Great, let’s get the values for the parameter we want. D-PLACE
indexes the variables in a column Var_ID
:
dplace$tables$ValueTable |> filter(Var_ID=='EA113')
#> # A tibble: 1,291 × 11
#> ID Soc_ID Var_ID Value Code_ID Comment Source sub_case year
#> <chr> <chr> <chr> <chr> <chr> <chr> <chr> <chr> <chr>
#> 1 ea-117482 Aa1 EA113 Flexible EA113-2 <NA> <NA> Nyai Nyae reg… 1950
#> 2 ea-117483 Aa2 EA113 <NA> EA113-NA <NA> <NA> <NA> <NA>
#> 3 ea-117484 Aa3 EA113 <NA> EA113-NA <NA> <NA> <NA> <NA>
#> 4 ea-117485 Aa4 EA113 <NA> EA113-NA <NA> <NA> <NA> <NA>
#> 5 ea-117486 Aa5 EA113 Flexible EA113-2 <NA> <NA> Epulu net-hun… 1930
#> 6 ea-117487 Aa6 EA113 <NA> EA113-NA <NA> <NA> <NA> <NA>
#> 7 ea-117488 Aa7 EA113 <NA> EA113-NA <NA> <NA> <NA> <NA>
#> 8 ea-117489 Aa8 EA113 <NA> EA113-NA <NA> <NA> <NA> <NA>
#> 9 ea-117490 Aa9 EA113 <NA> EA113-NA <NA> <NA> <NA> <NA>
#> 10 ea-117491 Ab1 EA113 <NA> EA113-NA <NA> <NA> <NA> <NA>
#> # ℹ 1,281 more rows
#> # ℹ 2 more variables: source_coded_data <chr>, admin_comment <chr>
We want to merge this with our Grambank data but need a way to do
this. D-PLACE stores glottocode
information that maps each
society to a language. This column is also in the Languages table in
Grambank. So, let’s get the trait values for EA113 and add the
glottocodes from LanguageTable using a join
:
# get languages from DPLACE
dplanguages <- dplace$tables$LanguageTable |> select(ID, Glottocode)
# get values for EA113 and merge with language information
ea113 <- dplace$tables$ValueTable |>
filter(Var_ID=='EA113') |>
select(Soc_ID, Value) |>
left_join(dplanguages, join_by(Soc_ID==ID))
# rename `Value` to EA113
ea113 <- ea113 |> mutate(EA113=Value) |> select(Glottocode, EA113)
head(ea113)
#> # A tibble: 6 × 2
#> Glottocode EA113
#> <chr> <chr>
#> 1 juho1239 Flexible
#> 2 okie1245 <NA>
#> 3 nama1265 <NA>
#> 4 dama1270 <NA>
#> 5 bila1255 Flexible
#> 6 sand1273 <NA>
Now get the grambank data into the same format:
gb028 <- values |>
mutate(Glottocode=Language_ID, GB028=Value) |>
select(Glottocode, GB028)
head(gb028)
#> # A tibble: 6 × 2
#> Glottocode GB028
#> <chr> <chr>
#> 1 abad1241 1
#> 2 abar1238 0
#> 3 abau1245 0
#> 4 abee1242 0
#> 5 aben1249 1
#> 6 abip1241 0
…and finally join them up using the mutual column ‘Glottocode’. I’ll
use an inner join here to only get the languages/societies that are in
both datasets. And we’ll use na.omit
to only keep rows that
have data for both variables:
df <- gb028 |> inner_join(ea113) |> na.omit()

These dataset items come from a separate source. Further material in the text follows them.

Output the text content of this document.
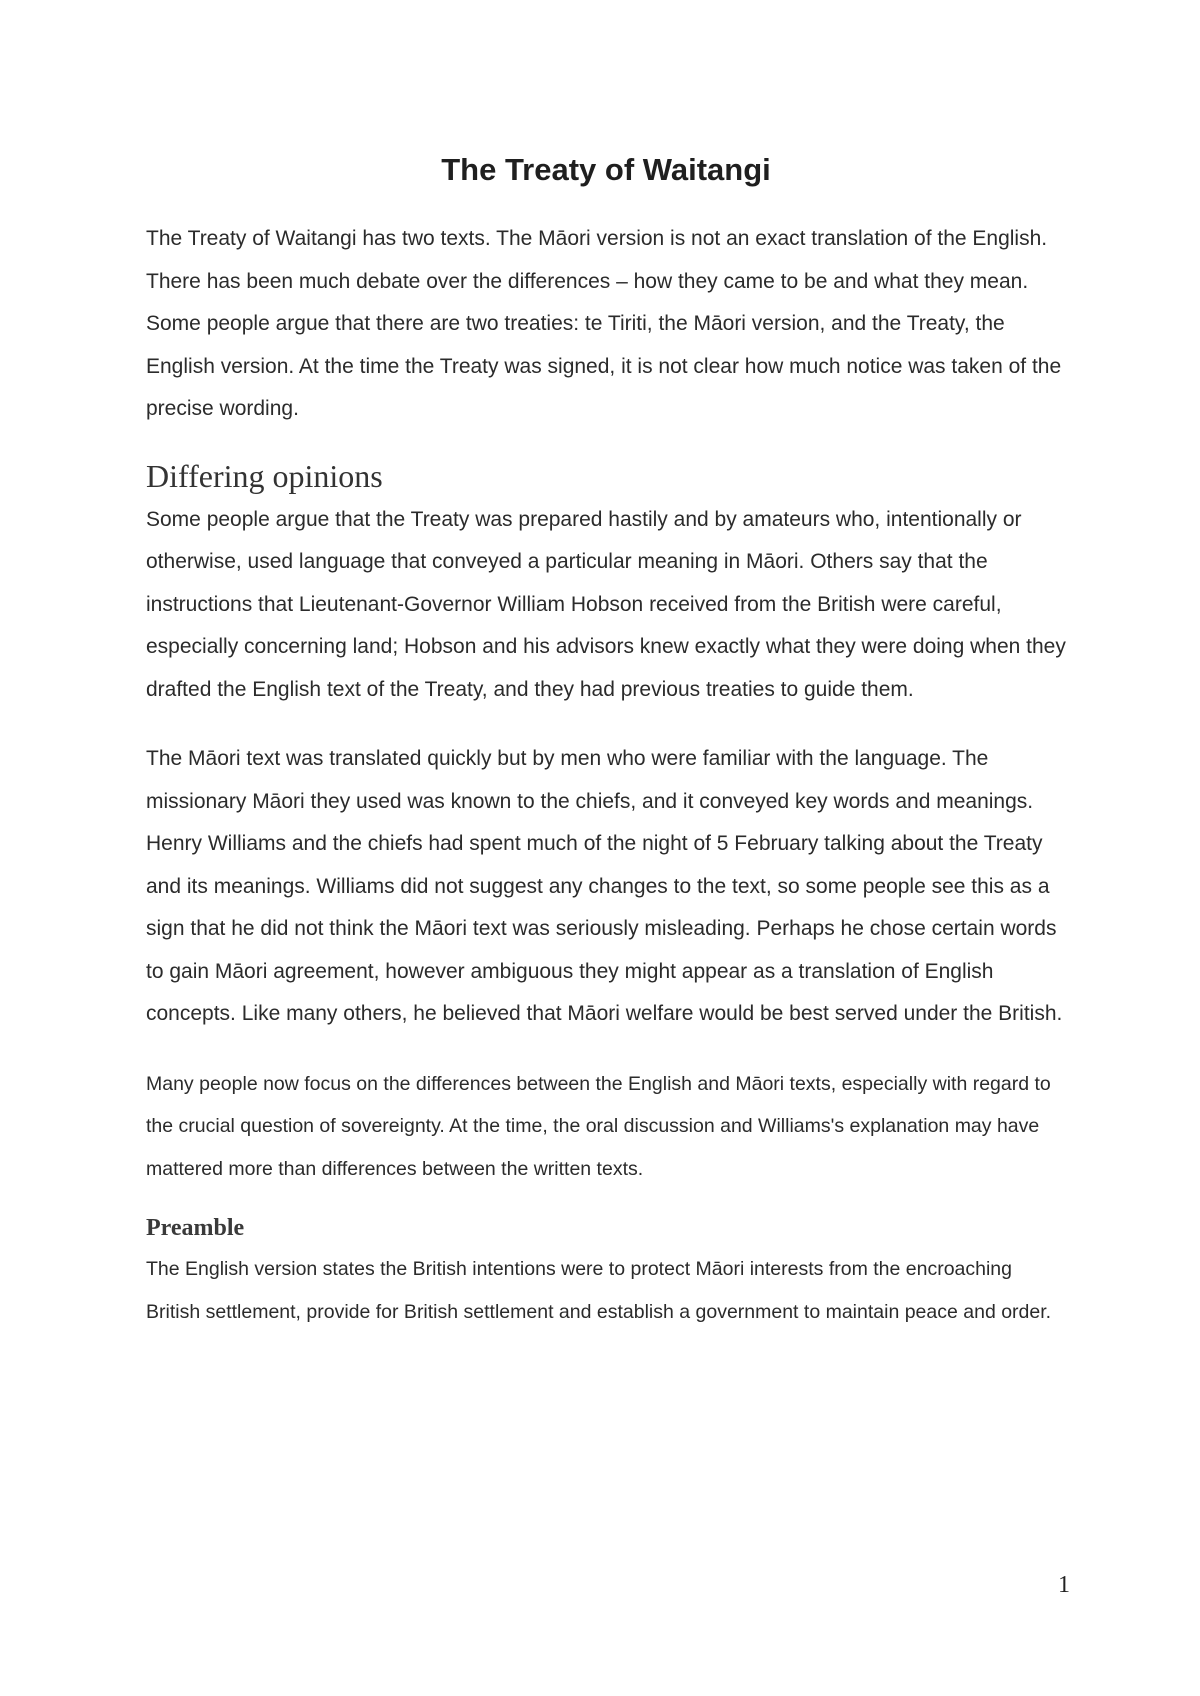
The Treaty of Waitangi

The Treaty of Waitangi has two texts. The Māori version is not an exact translation of the English. There has been much debate over the differences – how they came to be and what they mean. Some people argue that there are two treaties: te Tiriti, the Māori version, and the Treaty, the English version. At the time the Treaty was signed, it is not clear how much notice was taken of the precise wording.

Differing opinions

Some people argue that the Treaty was prepared hastily and by amateurs who, intentionally or otherwise, used language that conveyed a particular meaning in Māori. Others say that the instructions that Lieutenant-Governor William Hobson received from the British were careful, especially concerning land; Hobson and his advisors knew exactly what they were doing when they drafted the English text of the Treaty, and they had previous treaties to guide them.

The Māori text was translated quickly but by men who were familiar with the language. The missionary Māori they used was known to the chiefs, and it conveyed key words and meanings. Henry Williams and the chiefs had spent much of the night of 5 February talking about the Treaty and its meanings. Williams did not suggest any changes to the text, so some people see this as a sign that he did not think the Māori text was seriously misleading. Perhaps he chose certain words to gain Māori agreement, however ambiguous they might appear as a translation of English concepts. Like many others, he believed that Māori welfare would be best served under the British.

Many people now focus on the differences between the English and Māori texts, especially with regard to the crucial question of sovereignty. At the time, the oral discussion and Williams's explanation may have mattered more than differences between the written texts.

Preamble

The English version states the British intentions were to protect Māori interests from the encroaching British settlement, provide for British settlement and establish a government to maintain peace and order.

1
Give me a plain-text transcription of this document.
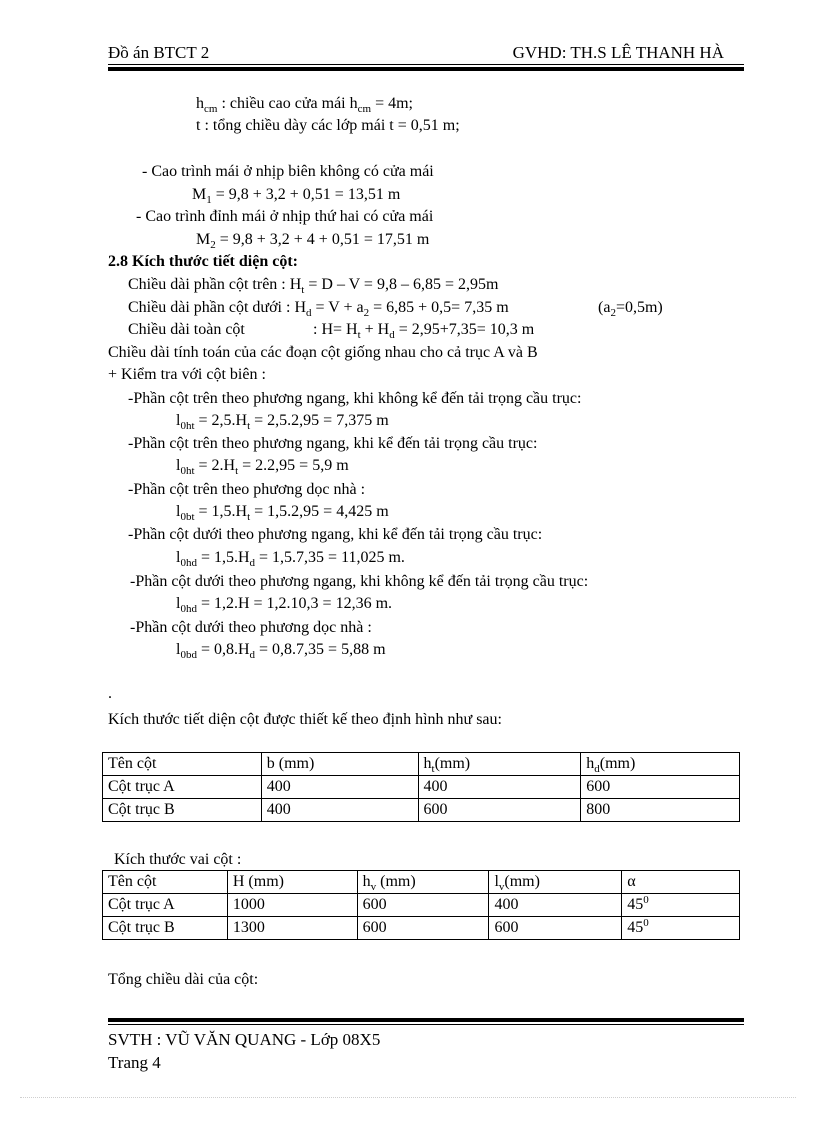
Đồ án BTCT 2	GVHD: TH.S LÊ THANH HÀ
$h_{cm}$ : chiều cao cửa mái $h_{cm} = 4m$;
t : tổng chiều dày các lớp mái t = 0,51 m;
- Cao trình mái ở nhịp biên không có cửa mái
$M_1 = 9,8 + 3,2 + 0,51 = 13,51$ m
- Cao trình đỉnh mái ở nhịp thứ hai có cửa mái
$M_2 = 9,8 + 3,2 + 4 + 0,51 = 17,51$ m
2.8 Kích thước tiết diện cột:
Chiều dài phần cột trên : $H_t = D - V = 9,8 - 6,85 = 2,95m$
Chiều dài phần cột dưới : $H_d = V + a_2 = 6,85 + 0,5= 7,35$ m	$(a_2=0,5m)$
Chiều dài toàn cột	: $H= H_t + H_d = 2,95+7,35= 10,3$ m
Chiều dài tính toán của các đoạn cột giống nhau cho cả trục A và B
+ Kiểm tra với cột biên :
-Phần cột trên theo phương ngang, khi không kể đến tải trọng cầu trục:
$l_{0ht} = 2,5.H_t = 2,5.2,95 = 7,375$ m
-Phần cột trên theo phương ngang, khi kể đến tải trọng cầu trục:
$l_{0ht} = 2.H_t = 2.2,95 = 5,9$ m
-Phần cột trên theo phương dọc nhà :
$l_{0bt} = 1,5.H_t = 1,5.2,95 = 4,425$ m
-Phần cột dưới theo phương ngang, khi kể đến tải trọng cầu trục:
$l_{0hd} = 1,5.H_d = 1,5.7,35 = 11,025$ m.
-Phần cột dưới theo phương ngang, khi không kể đến tải trọng cầu trục:
$l_{0hd} = 1,2.H = 1,2.10,3 = 12,36$ m.
-Phần cột dưới theo phương dọc nhà :
$l_{0bd} = 0,8.H_d = 0,8.7,35 = 5,88$ m
.
Kích thước tiết diện cột được thiết kế theo định hình như sau:
Tên cột	b (mm)	$h_t(mm)$	$h_d(mm)$
Cột trục A	400	400	600
Cột trục B	400	600	800
Kích thước vai cột :
Tên cột	H (mm)	$h_v$ (mm)	$l_v(mm)$	α
Cột trục A	1000	600	400	$45^0$
Cột trục B	1300	600	600	$45^0$
Tổng chiều dài của cột:
SVTH : VŨ VĂN QUANG - Lớp 08X5
Trang 4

#> Joining with `by = join_by(Glottocode)`
head(df)
#> # A tibble: 6 × 3
#> Glottocode GB028 EA113
#> <chr> <chr> <chr>
#> 1 bila1255 0 Flexible
#> 2 chig1238 0 Flexible
#> 3 fefe1239 0 Flexible
#> 4 gand1255 1 Rigid
#> 5 hehe1240 0 Flexible
#> 6 juku1254 0 Rigid
Ok, it looks like we only have 17 rows for this pairing. That’s a little small, but let’s plot the data:
p1 <- ggplot(df, aes(x=GB028)) + geom_histogram(stat='count')

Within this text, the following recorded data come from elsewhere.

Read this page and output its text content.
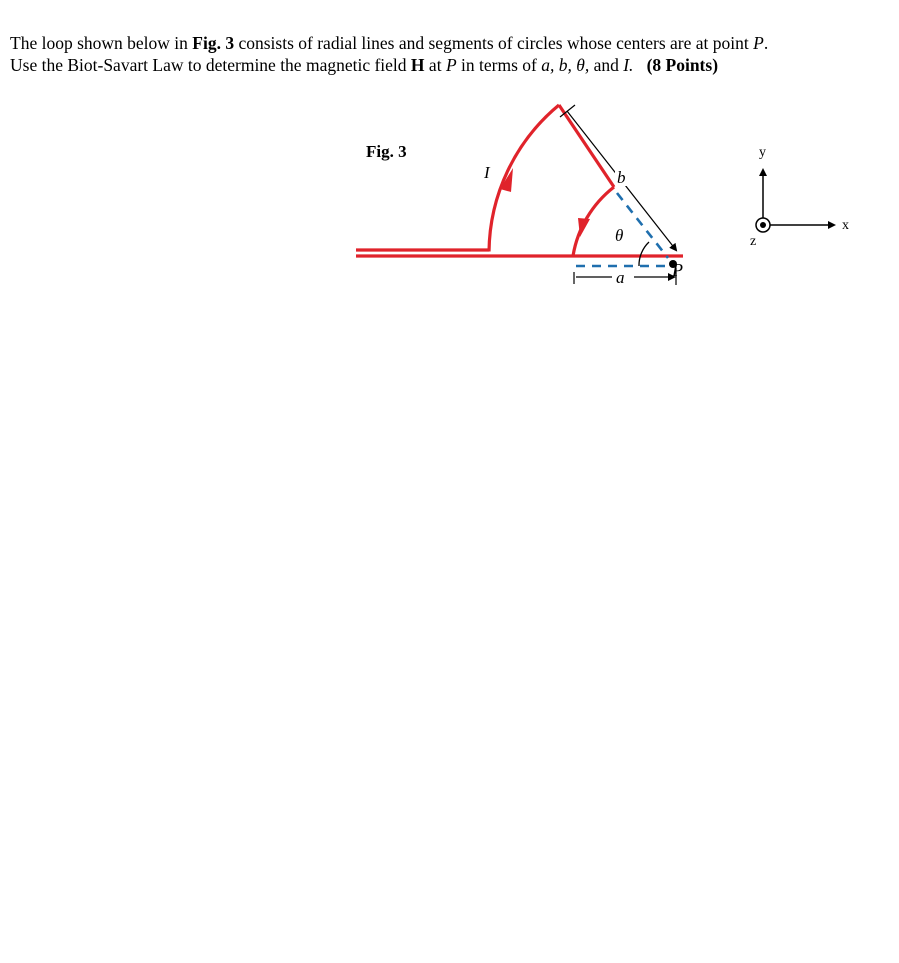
The loop shown below in Fig. 3 consists of radial lines and segments of circles whose centers are at point P.
Use the Biot-Savart Law to determine the magnetic field H at P in terms of a, b, θ, and I. (8 Points)
Fig. 3
I
θ
b
a	P
y
x
z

#> Warning in geom_histogram(stat = "count"): Ignoring unknown parameters:
#> `binwidth`, `bins`, and `pad`
p2 <- ggplot(df, aes(x=EA113)) + geom_histogram(stat='count')
#> Warning in geom_histogram(stat = "count"): Ignoring unknown parameters:
#> `binwidth`, `bins`, and `pad`
p1 / p2 # patchwork
Hmm. It looks like societies that do not mark this distinction between inclusive and exclusive tend to be those with flexible social structure. Looking good for our hypothesis, but let’s test it formally to make sure we’re not seeing a chance pattern:
tab <- table(df$GB028, df$EA113)
tab
#>
#> Flexible Rigid
#> 0 9 4
#> 1 3 1
chisq.test(tab)
#> Warning in chisq.test(tab): Chi-squared approximation may be incorrect
#>
#> Pearson's Chi-squared test with Yates' continuity correction
#>
#> data: tab
#> X-squared = 4.986e-31, df = 1, p-value = 1
….and the probability here is 1.0 of getting a result like this due to chance. So yes, this is just a chance result and there is no evidence in these data that languages which distinguish inclusive from exclusive also tend to be those that have rigid social structures. There goes our big paper in Nature/Science.